Introduction to NEO. Part 4. Issues with Proof-of-work in Ethereum and Bitcoin

On both Bitcoin and Ethereum networks miners prove their work by creating a hash for the transactions they compile into blocks of blockchain.

However, simply using a cryptography algorithm to come up with a hash is also an easy task. That’s why many of the blockchains, including Bitcoin and Ethereum have a difficulty parameter. Difficulty means that not only do miners need to come up with a hash, but the hash also needs to be smaller than the hash for the previous block.

The difficulty parameter determines the degree to which the hash needs to be smaller. If a network has a lot of miners, the difficulty parameter goes up. If the number of miners on a network decreases for some reason, the difficulty goes down. Because of this, blockchain networks are able to create blocks at somewhat steady rate no matter how many miners they have. Bitcoin network, for example, adjusts the difficulty parameter every 2016 blocks.

You may be wondering how miners are able to create a smaller target hash when a cryptography algorithm returns a unique hash for every set of data, meaning that information about the same transactions would always have the same hash unless someone changes the information. To create a hash that corresponds to the difficulty parameter of the network, miners take all the data for the transactions in the block and add a number called nonce to it. Nonce is short for “number used once.” To receive a winning hash, miners randomly generate nonce numbers and then run combinations of a nonce and transaction data through the cryptography algorithm of a blockchain network.

In essence, this means that miners are playing a lottery. They are trying to guess a winning nonce in order to win the block reward and get all the fees that blockchain network members voluntarily pay to include their transactions in the blockchain. However, the system works with Bitcoin and Ethereum because the networks are decentralized and fully transparent. This means that even though mining is similar to playing a lottery, the lottery is an honest lottery with a realistic possibility of winning and you will win if you play a lot.

On the Bitcoin blockchain, a winning hash becomes a part of the block when the winning miner adds the block to the main blockchain. For example, the hash for the block #505570 was 0000000000000000005943da03721fe216d3111ae0f15777237652fc2907a38a. The miner that came up with the hash was BTC.TOP. The winning nonce that BTC.TOP came up with to get the winning hash was 3817082374. All the information about hashes, nonce and winning miners on the Bitcoin network is transparent and becomes a part of the Bitcoin blockchain. For example, you can verify all the information about block #505570 of Bitcoin blockchain by visiting https://blockchain.info/block/0000000000000000005943da03721fe216d3111ae0f15777237652fc2907a38a. You can also use the website to find this information about every and any other block on the Bitcoin blockchain.

 

Issues with Proof-of-work in Ethereum and Bitcoin

There are several issues with the way proof-of-work protocol works on both the Ethereum Network and the Bitcoin network.

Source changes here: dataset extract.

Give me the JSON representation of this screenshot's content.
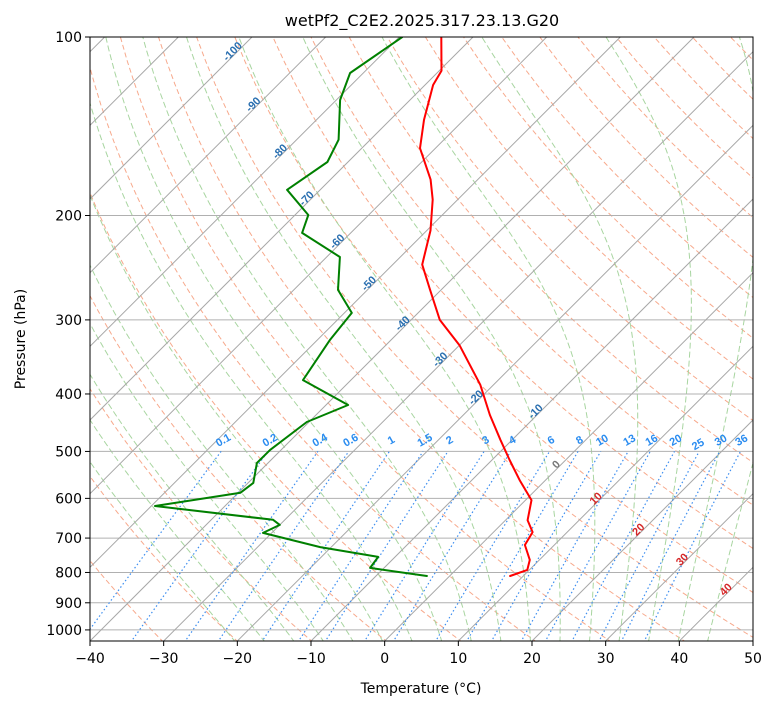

The first issue is that proof-of-work protocol wastes a lot of energy and resources. As the Bitcoin network became very popular in 2016 and 2017, the difficulty parameter kept growing and miners needed to invest in expensive hardware and burn a lot of electricity to find winning nonces and hashes, yet in essence this work doesn’t contribute anything to the well-being of the society. It only shows that miners believe in Bitcoin.

This is the issue that Gridcoin solved by implementing proof-of-research algorithm. One of the goals of Gridcoin cryptocurrency was to provide support to the science community. On the Gridcoin blockchain, miners perform useful scientific calculations for the distributed platform called Berkeley Open Infrastructure for Network Computing.

Another issue is a lack of finality. Both Bitcoin and Ethereum are open-source networks, which means that anyone can download and use the software. It also means that if someone on the Bitcoin or Ethereum network doesn’t disagree with the direction in which the network is going, that party can download the software and stop recognizing blocks from a certain point. This is a so-called fork issue.